Le dépassement de la capacité porteuse, que l’on appelle « overshoot » en anglais, est une notion difficile à mesurer. L’organisation « Population Matters », basée au Royaume-Uni, publie chaque année un « indice de dépassement » (overshoot index) qui compare pour différents pays la consommation par personne avec la « biocapacité » par tête (c’est-à-dire la capacité à produire une offre continue en ressources renouvelables et à absorber les déchets découlant de leur consommation). Bien qu’imparfaite et indicative, cette méthode permet d’évaluer la capacité des pays à supporter leurs populations sur la base de leurs propres ressources renouvelables, et à comparer cette capacité entre différents pays et régions du monde. La dernière édition en date de l’indice de dépassement, publiée début avril 2015 et qui couvre 149 pays, montre bien que les niveaux de dépassement de la capacité porteuse sont extrêmes dans certains des pays de départ des migrants qui tentent aujourd’hui de rejoindre l’Europe par la Méditerranée. La « biocapacité » de la Lybie, par exemple, lui permettrait de soutenir de manière durable seulement 14% de sa population actuelle (6,3 millions d’habitants). Les taux de dépassement sont également très élevés dans la plupart des pays du Moyen-Orient. L’Afrique ne semble pas encore, dans son ensemble, en situation de dépassement, mais elle pourrait rapidement y entrer du fait de sa croissance démographique extrêmement rapide. On estime en effet que la population africaine, qui compte actuellement 1,2 milliard d’habitants, doublera d’ici le milieu du siècle et atteindra 4,2 milliards d’ici 2100. Un quart de la population mondiale serait africaine en 2050, et jusqu’à un tiers en 2100. En l’absence d’industrialisation massive, la capacité de charge de la plupart des pays africains sera rapidement et largement dépassée.

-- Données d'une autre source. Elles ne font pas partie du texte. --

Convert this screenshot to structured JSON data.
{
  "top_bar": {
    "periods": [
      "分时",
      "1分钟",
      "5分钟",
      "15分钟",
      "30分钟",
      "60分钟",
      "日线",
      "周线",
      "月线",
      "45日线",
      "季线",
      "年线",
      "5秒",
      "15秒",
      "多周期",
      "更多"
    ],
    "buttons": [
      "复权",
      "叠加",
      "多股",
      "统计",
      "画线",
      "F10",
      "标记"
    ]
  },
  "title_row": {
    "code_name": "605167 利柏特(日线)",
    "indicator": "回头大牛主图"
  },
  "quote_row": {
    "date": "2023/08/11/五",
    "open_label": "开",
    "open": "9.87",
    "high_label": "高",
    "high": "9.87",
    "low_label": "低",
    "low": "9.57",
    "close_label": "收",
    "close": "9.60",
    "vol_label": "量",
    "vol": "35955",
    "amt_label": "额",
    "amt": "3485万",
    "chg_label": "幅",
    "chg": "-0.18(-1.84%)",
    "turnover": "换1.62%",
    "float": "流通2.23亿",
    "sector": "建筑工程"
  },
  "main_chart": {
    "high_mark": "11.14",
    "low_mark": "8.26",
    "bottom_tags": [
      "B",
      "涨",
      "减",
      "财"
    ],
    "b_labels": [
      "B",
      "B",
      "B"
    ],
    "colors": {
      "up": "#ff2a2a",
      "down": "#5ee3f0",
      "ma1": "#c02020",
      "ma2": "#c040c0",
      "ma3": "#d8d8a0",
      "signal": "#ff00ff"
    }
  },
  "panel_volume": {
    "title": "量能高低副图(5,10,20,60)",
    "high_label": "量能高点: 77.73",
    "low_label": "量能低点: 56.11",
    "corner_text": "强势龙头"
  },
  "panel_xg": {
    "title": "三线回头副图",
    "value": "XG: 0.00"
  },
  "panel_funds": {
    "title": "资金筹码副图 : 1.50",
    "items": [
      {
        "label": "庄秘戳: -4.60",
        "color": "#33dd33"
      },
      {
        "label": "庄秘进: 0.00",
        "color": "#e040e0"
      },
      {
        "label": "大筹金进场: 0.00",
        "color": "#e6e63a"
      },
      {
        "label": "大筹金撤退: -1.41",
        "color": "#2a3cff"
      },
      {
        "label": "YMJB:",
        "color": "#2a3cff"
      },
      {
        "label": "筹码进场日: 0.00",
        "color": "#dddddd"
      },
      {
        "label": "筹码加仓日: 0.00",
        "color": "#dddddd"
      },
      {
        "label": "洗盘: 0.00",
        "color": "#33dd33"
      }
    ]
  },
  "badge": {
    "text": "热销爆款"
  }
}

Un excès de population résultant d’un dépassement de la capacité porteuse d’un écosystème n’est pas soutenable à long terme. Et comme tout ce qui n’est pas soutenable, il ne peut être soutenu. L’excès doit donc être supprimé ou réduit, d’une manière ou d’une autre. Une manière, justement, est l’émigration ; l’autre est généralement la mort, résultant des violences ou de la famine. Le choix des migrants qui tentent de traverser la Méditerranée est bel et bien un choix entre l’Europe ou la mort, et il ne faut donc pas s’étonner qu’un nombre croissant d’hommes et de femmes soient prêts s’embarquer au péril de leur vie.

Les dirigeants européens le savent pertinemment, tout comme ils savent que fermer les frontières « n’arrête pas un migrant prêt à risquer sa vie » et que les côtes méditerranéennes de l’UE ne peuvent être rendues hermétiques. Il n’ont pourtant pas d’autre choix que de tenter de contenir le flot, qu’ils savent être destiné à grandir au fur et à mesure que le dépassement de la capacité porteuse des pays d’Afrique, du Moyen-Orient et d’Asie s’accroitra. Ils ont d’autant moins le choix qu’ils perçoivent que la capacité d’absorption culturelle et politique de la plupart des sociétés européennes est désormais limitée, mais aussi pour les plus clairvoyants d’entre eux que leur capacité d’absorption économique est appelée à se réduire en raison d’une croissance durablement anémiée.

Au-delà des mesures d’urgence qui pourraient être prises dans les prochains jours ou les prochaines semaines, il y donc fort à parier que les pays européens vont avant tout chercher à empêcher par tous les moyens possibles les migrants d’atteindre leurs territoires. Ils le feront ensemble si possible ; séparément, plus probablement, tant l’accroissement de la pression migratoire devrait mettre à l’épreuve la « solidarité » entre les Etats membres, favorisant les tentations du repli et de l’action unilatérale. Dans le domaine de l’immigration comme dans bien d’autres domaines, les dernières illusions d’unité européenne sont sans doute en train de sombrer.